As quatro últimas palavras – que Amy Sherman-Palladino pensou em escrever quando Rory teria 22 anos e não 32 – são preferidas depois do casamento-antes-do-casamento oficial de Lorelai e Luke, num cenário perfeito (ao som da música perfeita) concebido por Kirk (who else?). Rory anuncia à mae que está grávida (imaginamos que de Logan) e corta-para-negro.

Ainda estou a dirigir estas palavras mas é ao mesmo tempo amargo, doce, um círculo completo e algo que faz “complete sense”. Tornam, evidentemente, a estranha e perfeitamente dolorosa conversa com Christopher em algo muito mais claro.

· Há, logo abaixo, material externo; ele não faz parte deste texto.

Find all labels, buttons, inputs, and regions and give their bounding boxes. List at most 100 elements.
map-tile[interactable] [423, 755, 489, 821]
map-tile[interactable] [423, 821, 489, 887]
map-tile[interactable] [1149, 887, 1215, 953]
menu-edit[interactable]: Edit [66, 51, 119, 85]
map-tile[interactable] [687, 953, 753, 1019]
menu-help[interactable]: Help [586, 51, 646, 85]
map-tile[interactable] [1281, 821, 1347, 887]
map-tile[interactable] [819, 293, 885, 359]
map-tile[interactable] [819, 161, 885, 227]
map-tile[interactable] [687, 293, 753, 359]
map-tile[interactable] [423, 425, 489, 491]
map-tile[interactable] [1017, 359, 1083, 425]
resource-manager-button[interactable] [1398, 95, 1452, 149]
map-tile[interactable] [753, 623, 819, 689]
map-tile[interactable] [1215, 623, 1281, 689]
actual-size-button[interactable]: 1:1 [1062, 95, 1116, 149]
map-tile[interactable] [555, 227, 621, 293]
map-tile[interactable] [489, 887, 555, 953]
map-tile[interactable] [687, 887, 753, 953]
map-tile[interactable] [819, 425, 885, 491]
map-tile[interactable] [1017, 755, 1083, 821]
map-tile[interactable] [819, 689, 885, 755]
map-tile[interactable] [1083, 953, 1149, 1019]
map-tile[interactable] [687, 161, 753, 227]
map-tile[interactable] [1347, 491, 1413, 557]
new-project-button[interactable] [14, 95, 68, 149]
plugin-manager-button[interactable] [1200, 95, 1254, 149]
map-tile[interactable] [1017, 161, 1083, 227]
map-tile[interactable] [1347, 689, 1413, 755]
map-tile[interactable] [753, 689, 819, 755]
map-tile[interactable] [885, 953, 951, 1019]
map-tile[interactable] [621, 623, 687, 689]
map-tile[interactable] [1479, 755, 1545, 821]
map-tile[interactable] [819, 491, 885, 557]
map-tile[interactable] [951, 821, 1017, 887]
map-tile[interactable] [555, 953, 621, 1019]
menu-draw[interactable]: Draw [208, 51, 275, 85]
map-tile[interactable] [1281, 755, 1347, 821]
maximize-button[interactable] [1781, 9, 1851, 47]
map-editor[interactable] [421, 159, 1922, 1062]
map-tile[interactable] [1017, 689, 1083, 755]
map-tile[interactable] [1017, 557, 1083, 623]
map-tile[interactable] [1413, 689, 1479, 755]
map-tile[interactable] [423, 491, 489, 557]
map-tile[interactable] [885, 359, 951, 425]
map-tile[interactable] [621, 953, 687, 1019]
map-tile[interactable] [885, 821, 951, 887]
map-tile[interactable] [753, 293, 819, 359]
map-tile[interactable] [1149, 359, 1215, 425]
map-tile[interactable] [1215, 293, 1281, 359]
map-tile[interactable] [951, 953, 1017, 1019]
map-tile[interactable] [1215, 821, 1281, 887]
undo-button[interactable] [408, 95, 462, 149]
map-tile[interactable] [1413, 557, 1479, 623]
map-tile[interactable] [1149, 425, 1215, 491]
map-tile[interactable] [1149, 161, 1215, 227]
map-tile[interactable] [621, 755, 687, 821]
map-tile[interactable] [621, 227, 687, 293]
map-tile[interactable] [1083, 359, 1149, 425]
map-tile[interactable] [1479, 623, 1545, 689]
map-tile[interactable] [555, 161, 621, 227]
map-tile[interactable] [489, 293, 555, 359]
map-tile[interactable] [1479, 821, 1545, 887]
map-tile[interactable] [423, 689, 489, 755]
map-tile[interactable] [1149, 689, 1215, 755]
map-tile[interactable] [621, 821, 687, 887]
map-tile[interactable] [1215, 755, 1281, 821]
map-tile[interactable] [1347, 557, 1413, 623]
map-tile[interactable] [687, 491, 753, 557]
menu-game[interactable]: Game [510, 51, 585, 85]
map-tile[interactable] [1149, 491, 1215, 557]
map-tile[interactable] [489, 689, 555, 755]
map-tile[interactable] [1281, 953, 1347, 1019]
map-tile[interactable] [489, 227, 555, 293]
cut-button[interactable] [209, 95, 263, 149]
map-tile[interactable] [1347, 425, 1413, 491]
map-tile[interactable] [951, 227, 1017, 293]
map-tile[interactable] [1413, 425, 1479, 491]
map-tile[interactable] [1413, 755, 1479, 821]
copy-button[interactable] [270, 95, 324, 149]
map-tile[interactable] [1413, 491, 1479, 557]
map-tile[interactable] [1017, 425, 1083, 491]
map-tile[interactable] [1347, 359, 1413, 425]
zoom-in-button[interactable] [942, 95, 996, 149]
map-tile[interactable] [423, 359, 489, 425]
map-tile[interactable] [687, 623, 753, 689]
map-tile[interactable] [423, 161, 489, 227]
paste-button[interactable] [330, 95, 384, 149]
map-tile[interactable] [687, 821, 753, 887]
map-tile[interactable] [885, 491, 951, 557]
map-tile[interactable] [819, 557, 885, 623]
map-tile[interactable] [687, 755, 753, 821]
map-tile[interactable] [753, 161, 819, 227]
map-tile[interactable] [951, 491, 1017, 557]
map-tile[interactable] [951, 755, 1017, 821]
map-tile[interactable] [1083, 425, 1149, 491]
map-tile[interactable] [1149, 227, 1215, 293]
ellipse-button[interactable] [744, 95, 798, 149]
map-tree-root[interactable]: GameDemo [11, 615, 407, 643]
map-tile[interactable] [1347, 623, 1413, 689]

Ainda vou ter de pensar mais nisto e talvez rever o revival. Por muito que tenha tido as minhas reservas e críticas, não conseguirei nunca deixar de gostar destas personagens, nem de me emocionar com os acontecimentos das suas vidas. Até sempre, Gilmore Girls, até sempre.

Pensamentos extra:
* Emily a a mandar as mulheres da D.A.R. passear é sublime. Sublime.
* Logan = Christopher, Jess = Luke? Ajudará Jess a criar a criança de Rory? Que olhar foi aquele no fim?